Senior researcher Heidi Karjalainen said: “The state pension age is due to rise to 67 between 2026 and 2028. A key question for the upcoming independent review is whether to bring forward the next increase to 68, currently scheduled for 2044–46.
“The 2017 independent review recommended moving this to 2037–39 – a proposal the Government accepted but never legislated.
“Setting the pension age is a political judgement that must weigh up fiscal sustainability against the impact on different groups. While increasing the pension age is a rational response to rising life expectancy, it will affect some people more than others.
“At the same time, the triple lock also increases the cost of the system, and does so in unpredictable ways.

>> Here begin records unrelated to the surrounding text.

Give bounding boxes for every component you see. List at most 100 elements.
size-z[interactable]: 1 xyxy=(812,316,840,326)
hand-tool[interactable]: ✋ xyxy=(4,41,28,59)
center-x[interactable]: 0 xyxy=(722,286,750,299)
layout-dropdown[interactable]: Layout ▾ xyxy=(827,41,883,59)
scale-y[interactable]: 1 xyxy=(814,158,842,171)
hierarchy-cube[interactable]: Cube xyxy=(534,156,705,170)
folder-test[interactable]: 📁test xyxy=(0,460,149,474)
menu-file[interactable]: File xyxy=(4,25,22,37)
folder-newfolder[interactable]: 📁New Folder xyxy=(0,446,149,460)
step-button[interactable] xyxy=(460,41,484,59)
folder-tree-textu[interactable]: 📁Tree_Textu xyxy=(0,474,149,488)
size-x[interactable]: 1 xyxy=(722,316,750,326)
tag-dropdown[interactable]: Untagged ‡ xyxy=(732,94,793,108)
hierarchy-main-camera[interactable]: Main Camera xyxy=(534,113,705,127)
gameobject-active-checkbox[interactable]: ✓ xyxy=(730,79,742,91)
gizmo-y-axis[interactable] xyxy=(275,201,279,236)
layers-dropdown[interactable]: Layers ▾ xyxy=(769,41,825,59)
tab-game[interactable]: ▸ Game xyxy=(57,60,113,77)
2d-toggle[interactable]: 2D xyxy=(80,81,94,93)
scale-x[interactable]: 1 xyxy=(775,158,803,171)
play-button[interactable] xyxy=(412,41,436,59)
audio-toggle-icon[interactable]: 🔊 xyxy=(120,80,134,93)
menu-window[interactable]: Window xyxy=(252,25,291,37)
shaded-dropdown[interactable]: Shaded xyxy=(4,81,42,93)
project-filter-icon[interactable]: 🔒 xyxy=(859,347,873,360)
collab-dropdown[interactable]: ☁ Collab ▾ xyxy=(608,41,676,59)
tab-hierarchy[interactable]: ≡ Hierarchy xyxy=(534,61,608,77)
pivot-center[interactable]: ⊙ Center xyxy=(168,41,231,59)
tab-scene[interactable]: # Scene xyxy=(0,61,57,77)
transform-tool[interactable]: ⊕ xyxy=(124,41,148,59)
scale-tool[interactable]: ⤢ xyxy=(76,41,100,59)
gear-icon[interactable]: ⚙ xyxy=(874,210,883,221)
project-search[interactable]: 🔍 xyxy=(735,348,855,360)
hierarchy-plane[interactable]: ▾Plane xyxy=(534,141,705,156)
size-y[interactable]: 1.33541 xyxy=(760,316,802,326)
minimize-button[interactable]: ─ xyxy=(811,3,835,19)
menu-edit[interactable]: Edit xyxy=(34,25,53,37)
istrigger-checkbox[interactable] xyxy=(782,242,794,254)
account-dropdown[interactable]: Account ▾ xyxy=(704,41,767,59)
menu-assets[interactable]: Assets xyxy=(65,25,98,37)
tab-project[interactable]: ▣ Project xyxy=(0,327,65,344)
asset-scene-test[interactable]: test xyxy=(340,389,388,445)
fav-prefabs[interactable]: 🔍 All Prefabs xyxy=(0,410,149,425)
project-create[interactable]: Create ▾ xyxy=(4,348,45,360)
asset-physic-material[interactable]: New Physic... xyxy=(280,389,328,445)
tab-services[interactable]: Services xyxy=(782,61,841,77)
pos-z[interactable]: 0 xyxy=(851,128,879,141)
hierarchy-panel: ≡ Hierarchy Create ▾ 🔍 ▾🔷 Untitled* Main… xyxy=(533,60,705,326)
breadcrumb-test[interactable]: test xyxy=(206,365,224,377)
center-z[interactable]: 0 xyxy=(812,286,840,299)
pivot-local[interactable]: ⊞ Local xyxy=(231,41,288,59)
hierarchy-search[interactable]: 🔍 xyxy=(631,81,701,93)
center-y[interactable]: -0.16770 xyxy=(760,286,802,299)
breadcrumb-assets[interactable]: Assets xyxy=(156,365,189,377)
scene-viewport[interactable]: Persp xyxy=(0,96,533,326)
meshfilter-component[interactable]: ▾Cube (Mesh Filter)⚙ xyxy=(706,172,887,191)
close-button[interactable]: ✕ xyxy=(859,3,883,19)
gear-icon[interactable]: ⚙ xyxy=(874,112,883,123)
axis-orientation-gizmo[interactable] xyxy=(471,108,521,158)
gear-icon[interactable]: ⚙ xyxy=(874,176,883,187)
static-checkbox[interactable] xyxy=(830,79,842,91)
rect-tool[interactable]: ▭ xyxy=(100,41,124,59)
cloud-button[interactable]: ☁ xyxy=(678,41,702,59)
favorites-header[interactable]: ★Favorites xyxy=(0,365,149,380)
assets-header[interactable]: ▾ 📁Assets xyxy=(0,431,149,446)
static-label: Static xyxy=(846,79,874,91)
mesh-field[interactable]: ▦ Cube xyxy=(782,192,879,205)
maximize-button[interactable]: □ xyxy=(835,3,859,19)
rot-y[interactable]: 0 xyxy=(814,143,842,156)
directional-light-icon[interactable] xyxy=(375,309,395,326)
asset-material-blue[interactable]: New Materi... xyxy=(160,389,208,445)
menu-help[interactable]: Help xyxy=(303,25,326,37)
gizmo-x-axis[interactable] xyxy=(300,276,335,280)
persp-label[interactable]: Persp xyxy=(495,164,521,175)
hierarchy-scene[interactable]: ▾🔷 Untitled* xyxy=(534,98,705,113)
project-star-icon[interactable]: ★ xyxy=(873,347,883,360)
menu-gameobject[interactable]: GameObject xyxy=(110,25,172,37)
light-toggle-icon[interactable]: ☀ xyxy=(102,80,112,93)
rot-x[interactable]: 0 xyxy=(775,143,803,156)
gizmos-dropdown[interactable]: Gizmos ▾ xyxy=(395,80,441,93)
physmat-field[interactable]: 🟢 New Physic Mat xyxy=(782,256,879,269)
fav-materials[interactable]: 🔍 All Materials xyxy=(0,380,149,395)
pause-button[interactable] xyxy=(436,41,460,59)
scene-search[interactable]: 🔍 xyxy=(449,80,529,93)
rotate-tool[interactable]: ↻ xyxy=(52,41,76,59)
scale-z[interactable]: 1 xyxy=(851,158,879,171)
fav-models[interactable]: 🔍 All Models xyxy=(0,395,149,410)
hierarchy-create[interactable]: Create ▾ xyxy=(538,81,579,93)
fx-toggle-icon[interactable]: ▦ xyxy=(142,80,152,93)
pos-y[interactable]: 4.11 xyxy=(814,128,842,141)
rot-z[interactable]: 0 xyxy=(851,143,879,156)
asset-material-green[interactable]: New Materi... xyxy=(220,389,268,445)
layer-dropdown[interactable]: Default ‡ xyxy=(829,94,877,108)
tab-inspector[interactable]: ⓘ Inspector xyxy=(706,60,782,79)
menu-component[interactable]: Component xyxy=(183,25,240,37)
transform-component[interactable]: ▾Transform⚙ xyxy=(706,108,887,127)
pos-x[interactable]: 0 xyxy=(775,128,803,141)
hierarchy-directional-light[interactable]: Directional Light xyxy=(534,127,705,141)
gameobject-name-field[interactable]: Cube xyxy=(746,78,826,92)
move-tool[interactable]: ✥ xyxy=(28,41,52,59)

Our research shows that raising the pension age while retaining the triple lock hits poorer people hardest – they typically have lower life expectancy and therefore lose more from having to wait an extra year for their state pension, while gaining less from a more generous pension in old age that the triple lock might deliver.
“To address these fairness issues, we’ve proposed additional means-tested support for those just below the state pension age. Such measures could help protect the most vulnerable groups, as well as maintain political and public support for any future pension age increases.”
Former Conservative leader Lord Hague suggested this week that young people in work were increasingly forced to pay for the pensions and healthcare of older people, and should have lower tax rates to ensure the burden was shared fairly.
He said: “The case for differential taxation – lower tax rates for young people – to reduce those burdens will become much stronger.”
Dr Priya Khambhaita, head of policy research at the Pensions Policy Institute (PPI), said: “This is absolutely the most opportune moment to review the state pension age. PPI’s recent UK Pensions Framework 2025 report highlights the need for urgent action on pension adequacy and fairness.
“Progress in these areas has stalled, and the state pension is a key tenet of retirement income. Any adjustments made could be used to enhance progress against these goals.
“A system-wide approach that considers how the state pension interacts with private savings is imperative. To ensure the state pension remains sustainable in the long term, changes could be required.
“The current review process must carefully consider not only the eligibility age, but how the state pension functions within the broader system for individuals with varying work histories, disabilities or health conditions, and across different income levels.”